Watch out, Zoom – Slack is here to eat your lunch

Slack has announced an expansion of one of its most popular features, which could give it a solid collision with the likes of Zoom.
At Dreamforce 2022, its parent company Salesforce’s annual conference, Slack announced that its impromptu meeting feature, Huddles, will now include support for video calling.
Designed to simulate informal office conversations, the Huddles feature is transitioning from its original audio-only format to more complete content. Users can now not only enable video, but also benefit from multi-person screen sharing, emoji reactions, and more.
eat or be eaten
The collaboration and videoconferencing software market has exploded since the transition to remote and hybrid work began. The biggest beneficiaries include companies like Zoom and Slack, as well as Microsoft and Google, both of which offer comprehensive suites of productivity software.

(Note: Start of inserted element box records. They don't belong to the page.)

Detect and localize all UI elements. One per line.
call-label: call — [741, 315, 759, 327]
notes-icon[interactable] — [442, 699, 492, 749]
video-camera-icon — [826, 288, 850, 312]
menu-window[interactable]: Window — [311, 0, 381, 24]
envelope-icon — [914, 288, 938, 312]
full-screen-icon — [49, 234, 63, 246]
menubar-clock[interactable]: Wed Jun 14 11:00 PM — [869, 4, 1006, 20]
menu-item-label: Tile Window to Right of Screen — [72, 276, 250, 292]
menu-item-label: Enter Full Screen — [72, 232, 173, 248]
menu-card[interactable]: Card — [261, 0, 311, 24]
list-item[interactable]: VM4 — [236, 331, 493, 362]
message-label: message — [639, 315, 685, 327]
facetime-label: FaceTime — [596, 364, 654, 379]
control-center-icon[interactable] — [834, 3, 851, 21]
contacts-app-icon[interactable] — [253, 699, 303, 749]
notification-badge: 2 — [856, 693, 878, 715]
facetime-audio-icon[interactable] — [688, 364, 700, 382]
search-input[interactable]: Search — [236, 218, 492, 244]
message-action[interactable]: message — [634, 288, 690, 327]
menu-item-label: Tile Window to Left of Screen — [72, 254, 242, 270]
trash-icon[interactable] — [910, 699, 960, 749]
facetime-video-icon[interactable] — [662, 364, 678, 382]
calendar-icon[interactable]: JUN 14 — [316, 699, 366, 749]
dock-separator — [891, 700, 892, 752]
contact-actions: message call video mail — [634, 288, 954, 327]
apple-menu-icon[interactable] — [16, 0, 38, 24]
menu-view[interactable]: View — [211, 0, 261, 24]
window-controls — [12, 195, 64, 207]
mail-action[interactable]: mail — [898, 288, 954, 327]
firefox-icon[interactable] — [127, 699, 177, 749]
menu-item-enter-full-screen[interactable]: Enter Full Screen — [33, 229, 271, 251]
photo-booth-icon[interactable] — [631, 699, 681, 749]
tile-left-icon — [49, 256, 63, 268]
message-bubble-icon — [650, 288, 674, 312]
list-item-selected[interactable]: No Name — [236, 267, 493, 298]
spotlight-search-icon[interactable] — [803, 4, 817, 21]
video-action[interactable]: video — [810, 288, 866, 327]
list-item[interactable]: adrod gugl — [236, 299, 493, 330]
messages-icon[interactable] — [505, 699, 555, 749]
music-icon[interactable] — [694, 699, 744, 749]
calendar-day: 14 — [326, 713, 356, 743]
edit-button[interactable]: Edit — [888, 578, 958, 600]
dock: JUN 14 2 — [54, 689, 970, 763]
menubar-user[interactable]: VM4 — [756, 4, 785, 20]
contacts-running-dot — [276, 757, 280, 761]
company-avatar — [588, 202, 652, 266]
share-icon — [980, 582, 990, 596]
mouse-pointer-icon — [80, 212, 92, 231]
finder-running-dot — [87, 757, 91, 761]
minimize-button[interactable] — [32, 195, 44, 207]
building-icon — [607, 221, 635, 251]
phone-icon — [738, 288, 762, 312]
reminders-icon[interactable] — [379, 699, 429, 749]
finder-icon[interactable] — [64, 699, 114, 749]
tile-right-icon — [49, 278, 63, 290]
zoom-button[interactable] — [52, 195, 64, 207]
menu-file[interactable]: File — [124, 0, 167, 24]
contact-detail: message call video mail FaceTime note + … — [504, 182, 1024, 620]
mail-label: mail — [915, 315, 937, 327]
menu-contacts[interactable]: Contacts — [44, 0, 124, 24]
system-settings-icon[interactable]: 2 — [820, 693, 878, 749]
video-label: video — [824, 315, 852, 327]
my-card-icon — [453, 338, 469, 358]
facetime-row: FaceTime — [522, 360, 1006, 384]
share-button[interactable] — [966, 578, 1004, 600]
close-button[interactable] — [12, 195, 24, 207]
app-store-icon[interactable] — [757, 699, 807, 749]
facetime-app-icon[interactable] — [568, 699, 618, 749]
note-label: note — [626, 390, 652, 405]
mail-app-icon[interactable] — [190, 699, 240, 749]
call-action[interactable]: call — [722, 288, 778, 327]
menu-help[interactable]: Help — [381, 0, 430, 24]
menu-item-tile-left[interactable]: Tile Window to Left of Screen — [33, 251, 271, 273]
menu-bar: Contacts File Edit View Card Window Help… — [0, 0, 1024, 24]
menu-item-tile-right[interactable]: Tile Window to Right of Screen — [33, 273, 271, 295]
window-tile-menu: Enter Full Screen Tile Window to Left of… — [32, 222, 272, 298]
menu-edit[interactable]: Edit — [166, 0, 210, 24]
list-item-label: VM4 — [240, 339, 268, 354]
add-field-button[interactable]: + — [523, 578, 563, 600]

The challenge with the likes of Slack and Zoom not offering the same first-party capabilities as Microsoft 365 and Google Workspace is to justify the extra outlay that customers already pay for their office bundles.
In the case of Zoom, the company is expanding into new areas of the market to be able to offer customers a more comprehensive range of collaboration services, not just video conferencing. The arrival of video support for Huddles could be interpreted as a sign that Slack is at least thinking along the same lines.
However, according to the company’s chief product officer, that’s not the case.and Tech Radar Pro Before Dreamforce, Tamar Yehoshua explained that Slack was “not interested in box ticks.”
“Slack has always been customer-centric; we work closely with our customers to create what we think they need,” she said. “Customers keep telling us they need to add video to Huddles.”
When asked if Slack felt pressure to expand into new use cases given the market dynamics already described, Yehoshua suggested the company look at its performance from a different angle.
“The pressure we felt was to show a high return on investment (ROI) for Slack,” she told us. “That’s what we’re focused on: making sure that the value we create is far greater than the cost of serving.”
Whether Slack lives up to CEO Stuart Butterfield, who likes to say that the platform is “1% of the software budget that makes the other 99% more valuable,” is up to customers to decide. But richer first-party features certainly wouldn’t hurt.